Due anni interi non servirono a cambiare l'odio di Assalonne verso Ammon. In quel momento complottò per portare Ammon nella sua proprietà, e invitò Davide e tutti i suoi fratelli in un momento in cui stava facendo tosare le sue pecore e avrebbe realizzato grandi profitti. Davide considerò questo troppo per Assalonne da gestire e declinò l'invito. Ma all'insistenza di Assalonne che Ammon e gli altri suoi fratelli potessero andare, Davide acconsentì (v.27). Senza dubbio sia Davide che Ammon erano ormai alla sprovvista, perché non si sarebbero aspettati nulla dopo che erano trascorsi due anni. Ma conoscevano poco il carattere di Absalom.

La tosatura delle pecore era un momento di festa e Ammon si univa al vino bevendo senza sospetti. Assalonne non commise lui stesso l'omicidio, ma fece farlo ai suoi servi al momento opportuno (vv.28-29), quando il vino aveva offuscato i sensi di Ammon. Nota qui due cose che ci ricordano il peccato di Davide. Aveva usato il vino per cercare di influenzare Uria (cap. 11:13), e aveva ucciso Uria per mano di altri uomini (cap. 12: 9). La casa di Davide stava davvero soffrendo a causa del peccato di Davide, e questa non era affatto la fine.

L'assassinio di Ammon fu uno shock per gli altri figli di Davide, che fuggirono immediatamente dalla scena del delitto (v.29), forse per togliersi lo stigma di essere legati all'omicidio, perché la loro stessa vita non era minacciata . Ma presto giunse a Davide la notizia che Assalonne aveva ucciso tutti i figli del re, e non ne era rimasto nemmeno uno. Tali esagerazioni sono comuni quando viene riportato il male. Questa notizia prostrava Davide con profondo dolore, mentre si strappava le vesti in segno di umiliazione e auto-giudizio davanti a Dio (v.31). I suoi servi lo seguirono nello strapparsi le vesti, ma rimasero in piedi.

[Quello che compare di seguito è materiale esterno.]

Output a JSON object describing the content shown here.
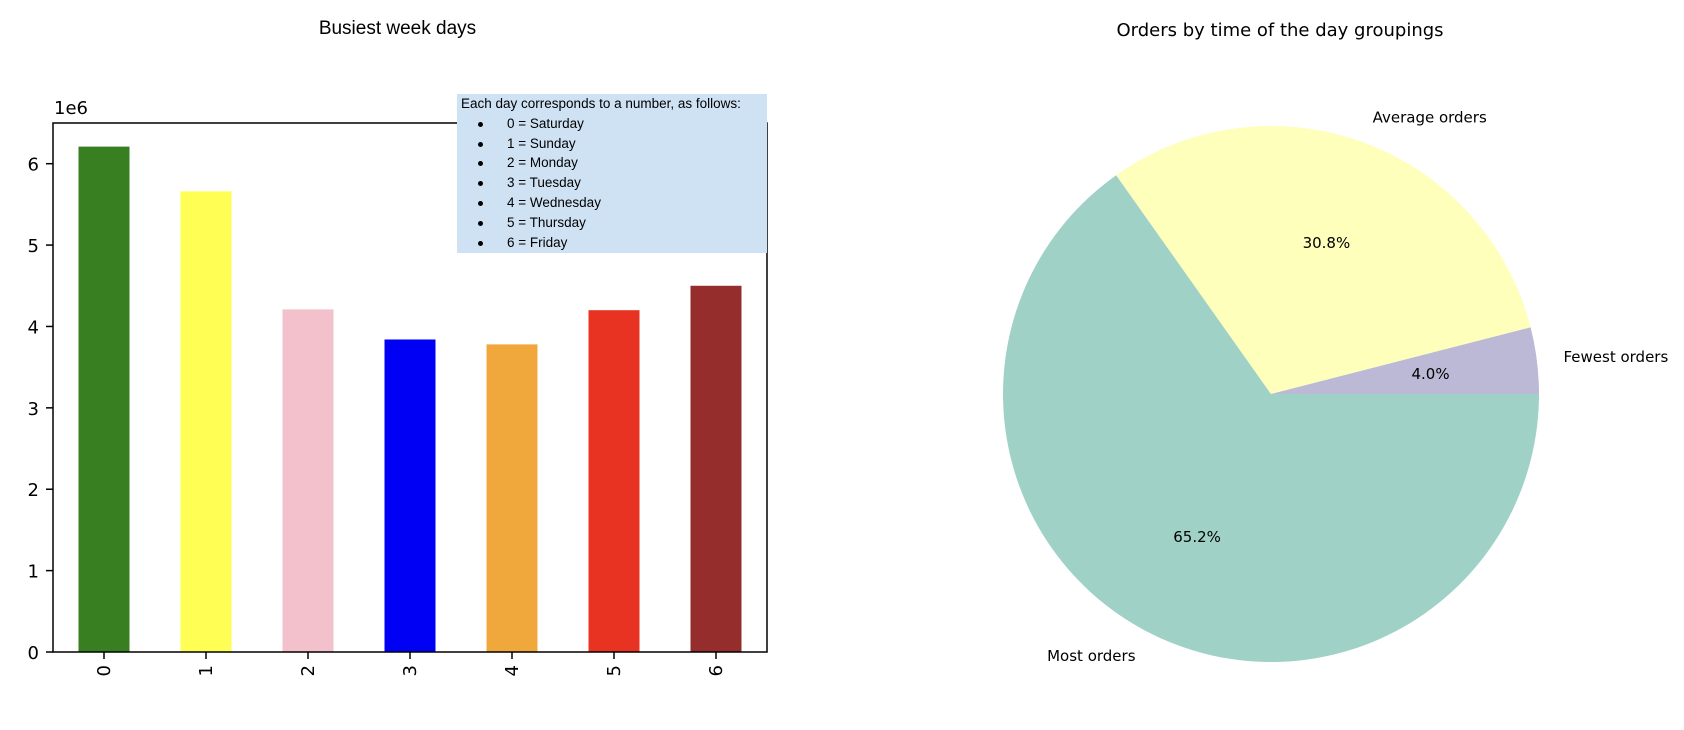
{
  "colors": {
    "bars": [
      "#387f21",
      "#fffe54",
      "#f3c1cb",
      "#0000f5",
      "#f0a83d",
      "#e83323",
      "#952d2d"
    ],
    "pie": [
      "#9fd1c7",
      "#fdffbb",
      "#bcb9d7"
    ],
    "legend_background": "#cfe2f3"
  },
  "legend_note": {
    "heading": "Each day corresponds to a number, as follows:",
    "items": [
      "0 = Saturday",
      "1 = Sunday",
      "2 = Monday",
      "3 = Tuesday",
      "4 = Wednesday",
      "5 = Thursday",
      "6 = Friday"
    ]
  },
  "chart_data": [
    {
      "type": "bar",
      "title": "Busiest week days",
      "categories": [
        "0",
        "1",
        "2",
        "3",
        "4",
        "5",
        "6"
      ],
      "values": [
        6210000,
        5660000,
        4210000,
        3840000,
        3780000,
        4200000,
        4500000
      ],
      "xlabel": "",
      "ylabel": "",
      "ylim": [
        0,
        6500000
      ],
      "yticks": [
        0,
        1000000,
        2000000,
        3000000,
        4000000,
        5000000,
        6000000
      ],
      "ytick_labels": [
        "0",
        "1",
        "2",
        "3",
        "4",
        "5",
        "6"
      ],
      "y_offset_label": "1e6",
      "grid": false,
      "legend": false
    },
    {
      "type": "pie",
      "title": "Orders by time of the day groupings",
      "labels": [
        "Most orders",
        "Average orders",
        "Fewest orders"
      ],
      "values": [
        65.2,
        30.8,
        4.0
      ],
      "value_labels": [
        "65.2%",
        "30.8%",
        "4.0%"
      ]
    }
  ]
}
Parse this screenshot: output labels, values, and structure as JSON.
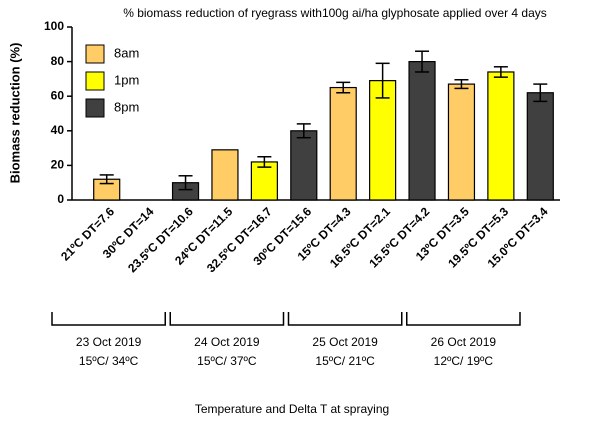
{
  "chart_data": {
    "type": "bar",
    "title": "% biomass reduction of ryegrass with100g ai/ha glyphosate applied over 4 days",
    "y_label": "Biomass reduction (%)",
    "x_label": "Temperature and Delta T at spraying",
    "categories": [
      "21ºC DT=7.6",
      "30ºC DT=14",
      "23.5ºC DT=10.6",
      "24ºC DT=11.5",
      "32.5ºC DT=16.7",
      "30ºC DT=15.6",
      "15ºC DT=4.3",
      "16.5ºC DT=2.1",
      "15.5ºC DT=4.2",
      "13ºC DT=3.5",
      "19.5ºC DT=5.3",
      "15.0ºC DT=3.4"
    ],
    "series": [
      {
        "name": "8am",
        "color": "#ffcc66",
        "values": [
          12,
          null,
          null,
          29,
          null,
          null,
          65,
          null,
          null,
          67,
          null,
          null
        ],
        "errors": [
          2.5,
          null,
          null,
          null,
          null,
          null,
          3,
          null,
          null,
          2.5,
          null,
          null
        ]
      },
      {
        "name": "1pm",
        "color": "#ffff00",
        "values": [
          null,
          0,
          null,
          null,
          22,
          null,
          null,
          69,
          null,
          null,
          74,
          null
        ],
        "errors": [
          null,
          null,
          null,
          null,
          3,
          null,
          null,
          10,
          null,
          null,
          3,
          null
        ]
      },
      {
        "name": "8pm",
        "color": "#404040",
        "values": [
          null,
          null,
          10,
          null,
          null,
          40,
          null,
          null,
          80,
          null,
          null,
          62
        ],
        "errors": [
          null,
          null,
          4,
          null,
          null,
          4,
          null,
          null,
          6,
          null,
          null,
          5
        ]
      }
    ],
    "ylim": [
      0,
      100
    ],
    "yticks": [
      0,
      20,
      40,
      60,
      80,
      100
    ],
    "date_groups": [
      {
        "label": "23 Oct 2019",
        "temps": "15ºC/ 34ºC"
      },
      {
        "label": "24 Oct 2019",
        "temps": "15ºC/ 37ºC"
      },
      {
        "label": "25 Oct 2019",
        "temps": "15ºC/ 21ºC"
      },
      {
        "label": "26 Oct 2019",
        "temps": "12ºC/ 19ºC"
      }
    ]
  }
}
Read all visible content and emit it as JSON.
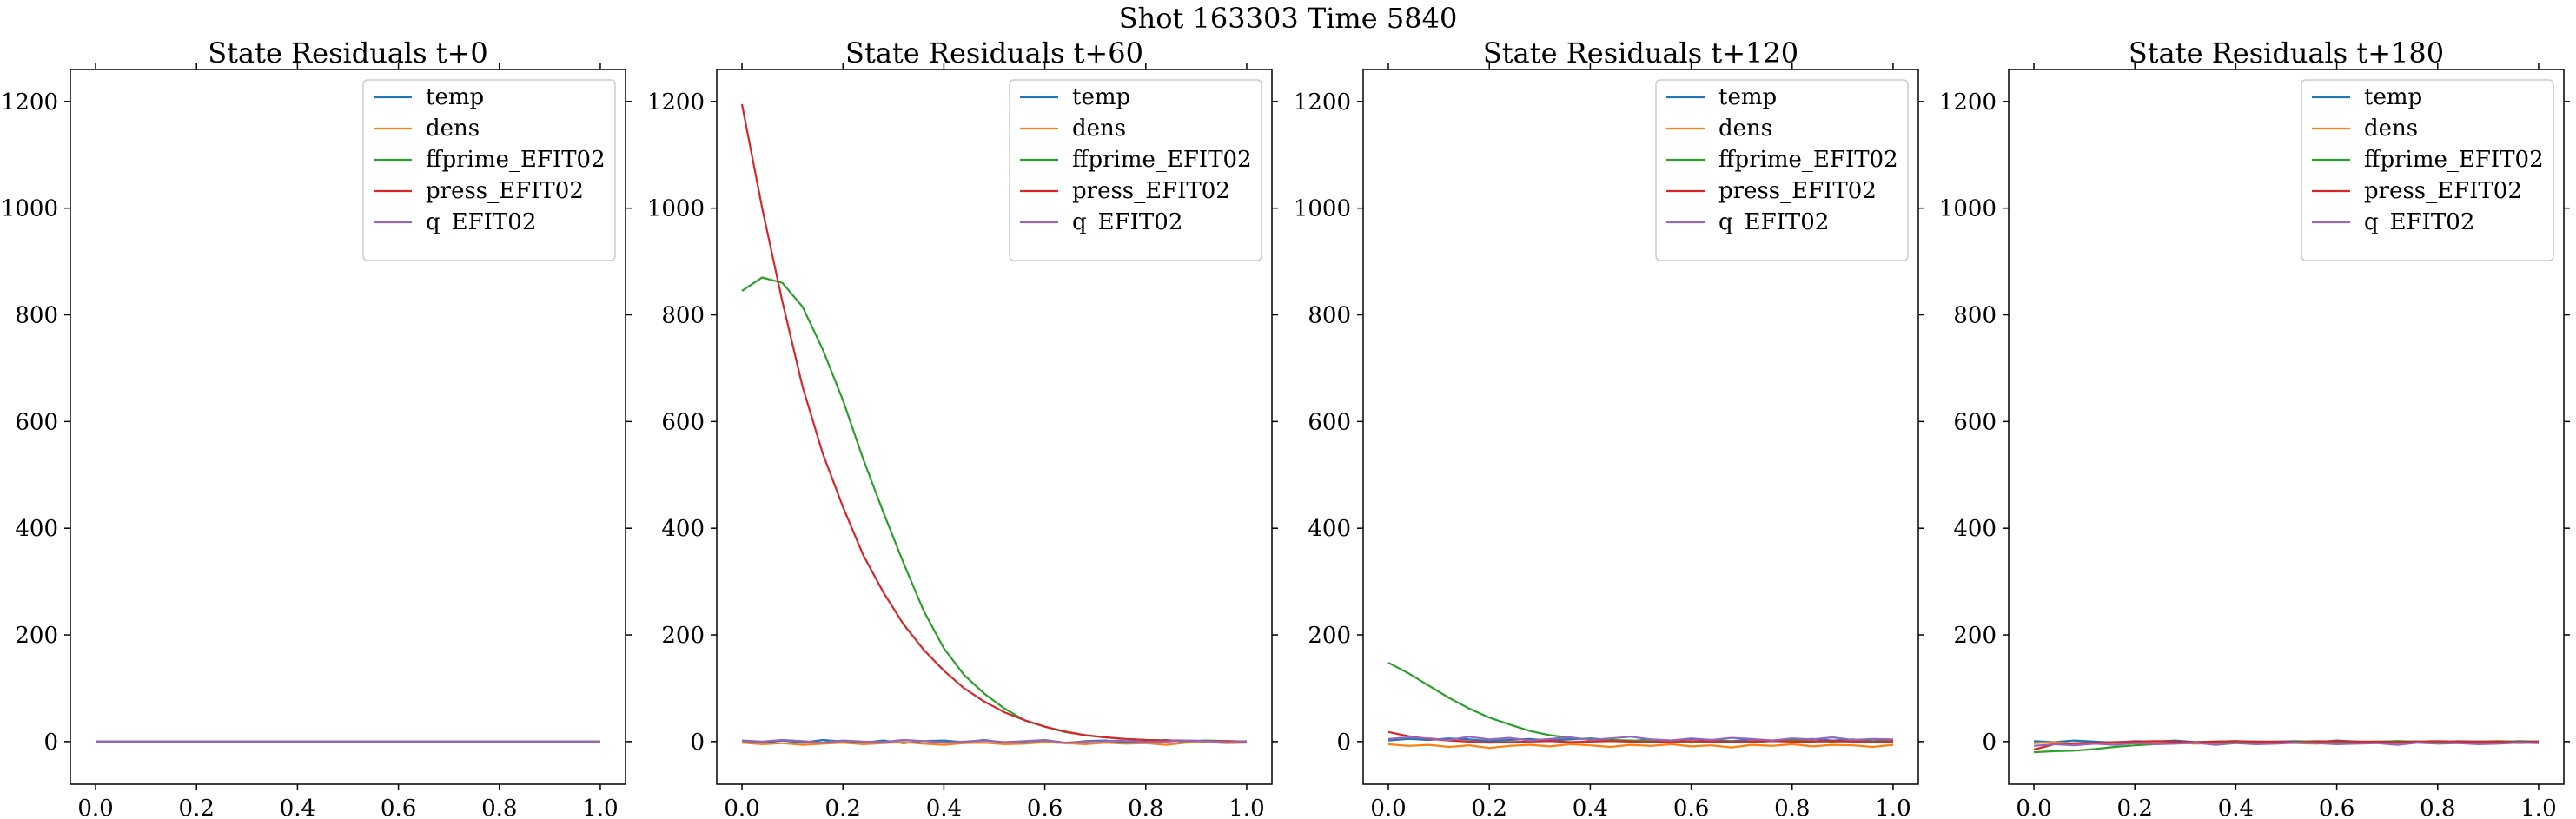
{
  "figure": {
    "suptitle": "Shot 163303   Time 5840"
  },
  "chart_data": [
    {
      "type": "line",
      "title": "State Residuals t+0",
      "xlabel": "",
      "ylabel": "",
      "xlim": [
        -0.05,
        1.05
      ],
      "ylim": [
        -80,
        1260
      ],
      "xticks": [
        0.0,
        0.2,
        0.4,
        0.6,
        0.8,
        1.0
      ],
      "xtick_labels": [
        "0.0",
        "0.2",
        "0.4",
        "0.6",
        "0.8",
        "1.0"
      ],
      "yticks": [
        0,
        200,
        400,
        600,
        800,
        1000,
        1200
      ],
      "ytick_labels": [
        "0",
        "200",
        "400",
        "600",
        "800",
        "1000",
        "1200"
      ],
      "legend_position": "top-right",
      "x": [
        0.0,
        0.1,
        0.2,
        0.3,
        0.4,
        0.5,
        0.6,
        0.7,
        0.8,
        0.9,
        1.0
      ],
      "series": [
        {
          "name": "temp",
          "color": "#1f77b4",
          "values": [
            0,
            0,
            0,
            0,
            0,
            0,
            0,
            0,
            0,
            0,
            0
          ]
        },
        {
          "name": "dens",
          "color": "#ff7f0e",
          "values": [
            0,
            0,
            0,
            0,
            0,
            0,
            0,
            0,
            0,
            0,
            0
          ]
        },
        {
          "name": "ffprime_EFIT02",
          "color": "#2ca02c",
          "values": [
            0,
            0,
            0,
            0,
            0,
            0,
            0,
            0,
            0,
            0,
            0
          ]
        },
        {
          "name": "press_EFIT02",
          "color": "#d62728",
          "values": [
            0,
            0,
            0,
            0,
            0,
            0,
            0,
            0,
            0,
            0,
            0
          ]
        },
        {
          "name": "q_EFIT02",
          "color": "#9467bd",
          "values": [
            0,
            0,
            0,
            0,
            0,
            0,
            0,
            0,
            0,
            0,
            0
          ]
        }
      ]
    },
    {
      "type": "line",
      "title": "State Residuals t+60",
      "xlabel": "",
      "ylabel": "",
      "xlim": [
        -0.05,
        1.05
      ],
      "ylim": [
        -80,
        1260
      ],
      "xticks": [
        0.0,
        0.2,
        0.4,
        0.6,
        0.8,
        1.0
      ],
      "xtick_labels": [
        "0.0",
        "0.2",
        "0.4",
        "0.6",
        "0.8",
        "1.0"
      ],
      "yticks": [
        0,
        200,
        400,
        600,
        800,
        1000,
        1200
      ],
      "ytick_labels": [
        "0",
        "200",
        "400",
        "600",
        "800",
        "1000",
        "1200"
      ],
      "legend_position": "top-right",
      "x": [
        0.0,
        0.04,
        0.08,
        0.12,
        0.16,
        0.2,
        0.24,
        0.28,
        0.32,
        0.36,
        0.4,
        0.44,
        0.48,
        0.52,
        0.56,
        0.6,
        0.64,
        0.68,
        0.72,
        0.76,
        0.8,
        0.84,
        0.88,
        0.92,
        0.96,
        1.0
      ],
      "series": [
        {
          "name": "temp",
          "color": "#1f77b4",
          "values": [
            0,
            -3,
            2,
            -2,
            3,
            0,
            -2,
            2,
            -3,
            1,
            2,
            -1,
            3,
            -2,
            0,
            2,
            -3,
            1,
            2,
            -2,
            0,
            3,
            -1,
            2,
            -2,
            1
          ]
        },
        {
          "name": "dens",
          "color": "#ff7f0e",
          "values": [
            -2,
            -5,
            -3,
            -6,
            -4,
            -2,
            -5,
            -3,
            -1,
            -4,
            -6,
            -3,
            -2,
            -5,
            -4,
            -1,
            -3,
            -5,
            -2,
            -4,
            -3,
            -6,
            -2,
            -1,
            -3,
            -2
          ]
        },
        {
          "name": "ffprime_EFIT02",
          "color": "#2ca02c",
          "values": [
            845,
            870,
            860,
            815,
            735,
            640,
            530,
            430,
            335,
            245,
            175,
            125,
            90,
            62,
            40,
            28,
            18,
            12,
            8,
            5,
            3,
            2,
            1,
            2,
            1,
            0
          ]
        },
        {
          "name": "press_EFIT02",
          "color": "#d62728",
          "values": [
            1195,
            1000,
            825,
            665,
            540,
            440,
            350,
            280,
            220,
            172,
            133,
            100,
            75,
            55,
            40,
            28,
            19,
            12,
            8,
            5,
            3,
            2,
            2,
            1,
            1,
            0
          ]
        },
        {
          "name": "q_EFIT02",
          "color": "#9467bd",
          "values": [
            2,
            0,
            3,
            1,
            -2,
            2,
            0,
            -1,
            3,
            1,
            -2,
            0,
            2,
            -1,
            1,
            3,
            -2,
            0,
            1,
            2,
            -1,
            0,
            2,
            1,
            -1,
            0
          ]
        }
      ]
    },
    {
      "type": "line",
      "title": "State Residuals t+120",
      "xlabel": "",
      "ylabel": "",
      "xlim": [
        -0.05,
        1.05
      ],
      "ylim": [
        -80,
        1260
      ],
      "xticks": [
        0.0,
        0.2,
        0.4,
        0.6,
        0.8,
        1.0
      ],
      "xtick_labels": [
        "0.0",
        "0.2",
        "0.4",
        "0.6",
        "0.8",
        "1.0"
      ],
      "yticks": [
        0,
        200,
        400,
        600,
        800,
        1000,
        1200
      ],
      "ytick_labels": [
        "0",
        "200",
        "400",
        "600",
        "800",
        "1000",
        "1200"
      ],
      "legend_position": "top-right",
      "x": [
        0.0,
        0.04,
        0.08,
        0.12,
        0.16,
        0.2,
        0.24,
        0.28,
        0.32,
        0.36,
        0.4,
        0.44,
        0.48,
        0.52,
        0.56,
        0.6,
        0.64,
        0.68,
        0.72,
        0.76,
        0.8,
        0.84,
        0.88,
        0.92,
        0.96,
        1.0
      ],
      "series": [
        {
          "name": "temp",
          "color": "#1f77b4",
          "values": [
            2,
            5,
            3,
            6,
            4,
            1,
            3,
            5,
            2,
            4,
            6,
            3,
            1,
            4,
            2,
            5,
            3,
            1,
            4,
            2,
            3,
            5,
            2,
            4,
            1,
            3
          ]
        },
        {
          "name": "dens",
          "color": "#ff7f0e",
          "values": [
            -5,
            -8,
            -6,
            -10,
            -7,
            -12,
            -8,
            -6,
            -9,
            -5,
            -7,
            -10,
            -6,
            -8,
            -5,
            -9,
            -7,
            -11,
            -6,
            -8,
            -5,
            -9,
            -6,
            -7,
            -10,
            -6
          ]
        },
        {
          "name": "ffprime_EFIT02",
          "color": "#2ca02c",
          "values": [
            148,
            128,
            105,
            82,
            62,
            45,
            32,
            20,
            12,
            7,
            4,
            3,
            2,
            1,
            0,
            -2,
            1,
            0,
            -1,
            1,
            2,
            1,
            0,
            1,
            0,
            1
          ]
        },
        {
          "name": "press_EFIT02",
          "color": "#d62728",
          "values": [
            18,
            10,
            5,
            2,
            0,
            -2,
            -1,
            0,
            1,
            -1,
            0,
            1,
            0,
            -1,
            0,
            1,
            0,
            -1,
            0,
            1,
            0,
            0,
            1,
            0,
            -1,
            0
          ]
        },
        {
          "name": "q_EFIT02",
          "color": "#9467bd",
          "values": [
            5,
            8,
            6,
            3,
            9,
            4,
            7,
            2,
            5,
            8,
            3,
            6,
            9,
            4,
            2,
            6,
            3,
            7,
            5,
            2,
            6,
            4,
            8,
            3,
            5,
            4
          ]
        }
      ]
    },
    {
      "type": "line",
      "title": "State Residuals t+180",
      "xlabel": "",
      "ylabel": "",
      "xlim": [
        -0.05,
        1.05
      ],
      "ylim": [
        -80,
        1260
      ],
      "xticks": [
        0.0,
        0.2,
        0.4,
        0.6,
        0.8,
        1.0
      ],
      "xtick_labels": [
        "0.0",
        "0.2",
        "0.4",
        "0.6",
        "0.8",
        "1.0"
      ],
      "yticks": [
        0,
        200,
        400,
        600,
        800,
        1000,
        1200
      ],
      "ytick_labels": [
        "0",
        "200",
        "400",
        "600",
        "800",
        "1000",
        "1200"
      ],
      "legend_position": "top-right",
      "x": [
        0.0,
        0.04,
        0.08,
        0.12,
        0.16,
        0.2,
        0.24,
        0.28,
        0.32,
        0.36,
        0.4,
        0.44,
        0.48,
        0.52,
        0.56,
        0.6,
        0.64,
        0.68,
        0.72,
        0.76,
        0.8,
        0.84,
        0.88,
        0.92,
        0.96,
        1.0
      ],
      "series": [
        {
          "name": "temp",
          "color": "#1f77b4",
          "values": [
            1,
            -1,
            2,
            0,
            -2,
            1,
            0,
            2,
            -1,
            0,
            1,
            -2,
            0,
            1,
            -1,
            2,
            0,
            -1,
            1,
            0,
            -2,
            1,
            0,
            -1,
            1,
            0
          ]
        },
        {
          "name": "dens",
          "color": "#ff7f0e",
          "values": [
            -3,
            -1,
            -4,
            -2,
            -5,
            -3,
            -1,
            -2,
            -4,
            -3,
            -1,
            -5,
            -2,
            -3,
            -4,
            -1,
            -3,
            -2,
            -5,
            -1,
            -3,
            -2,
            -4,
            -1,
            -3,
            -2
          ]
        },
        {
          "name": "ffprime_EFIT02",
          "color": "#2ca02c",
          "values": [
            -20,
            -18,
            -17,
            -14,
            -10,
            -7,
            -5,
            -3,
            -2,
            -1,
            0,
            0,
            -1,
            0,
            1,
            0,
            -1,
            0,
            1,
            0,
            -1,
            0,
            0,
            1,
            0,
            0
          ]
        },
        {
          "name": "press_EFIT02",
          "color": "#d62728",
          "values": [
            -15,
            -5,
            -3,
            -2,
            -1,
            0,
            1,
            0,
            -1,
            0,
            1,
            0,
            0,
            -1,
            0,
            1,
            0,
            0,
            -1,
            0,
            1,
            0,
            0,
            0,
            -1,
            0
          ]
        },
        {
          "name": "q_EFIT02",
          "color": "#9467bd",
          "values": [
            -8,
            -5,
            -7,
            -4,
            -6,
            -3,
            -5,
            -4,
            -2,
            -6,
            -3,
            -5,
            -4,
            -2,
            -3,
            -5,
            -4,
            -3,
            -6,
            -2,
            -4,
            -3,
            -5,
            -4,
            -2,
            -3
          ]
        }
      ]
    }
  ]
}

Allora Jonadab, nipote di Davide, lo stesso giovane che aveva dato ad Ammon il consiglio mortale (v.35), disse a Davide che non tutti i figli del re erano morti, ma solo Ammon, e che questo omicidio era stato determinato da Absalom dal tempo che Ammon aveva costretto sua sorella Tamar. Evidentemente Jonadab non mostrò alcun rammarico per aver influenzato Ammon, e mostrò poco dolore per aver perso uno che era suo amico. Poiché a quanto pare sapeva dell'intenzione di Assalonne, perché non avvertì il suo amico Ammon?

Nel frattempo, la coscienza di Assalonne o la sua paura delle conseguenze lo allontanarono da casa sua. Suo padre non aveva punito la malvagità di Ammon: ora Assalonne aveva peccato prendendo in mano la legge, con il risultato che anche Davide non fece nulla al riguardo. Gli altri suoi figli tornano, tutti in pianto, e Davide piange con loro. Assalonne diventa un esilio volontario, andando a Ghesur, che significa "osservatore orgoglioso" (v.

37). Questo suggerisce l'orgoglio di osservare gli altri e condannarli, senza vedere nulla di sbagliato in se stessi. A differenza di Davide, non c'è alcuna indicazione che Absalom si sia mai pentito del suo crimine. Rimase a Ghesur per tre anni, durante i quali Davide desiderava suo figlio.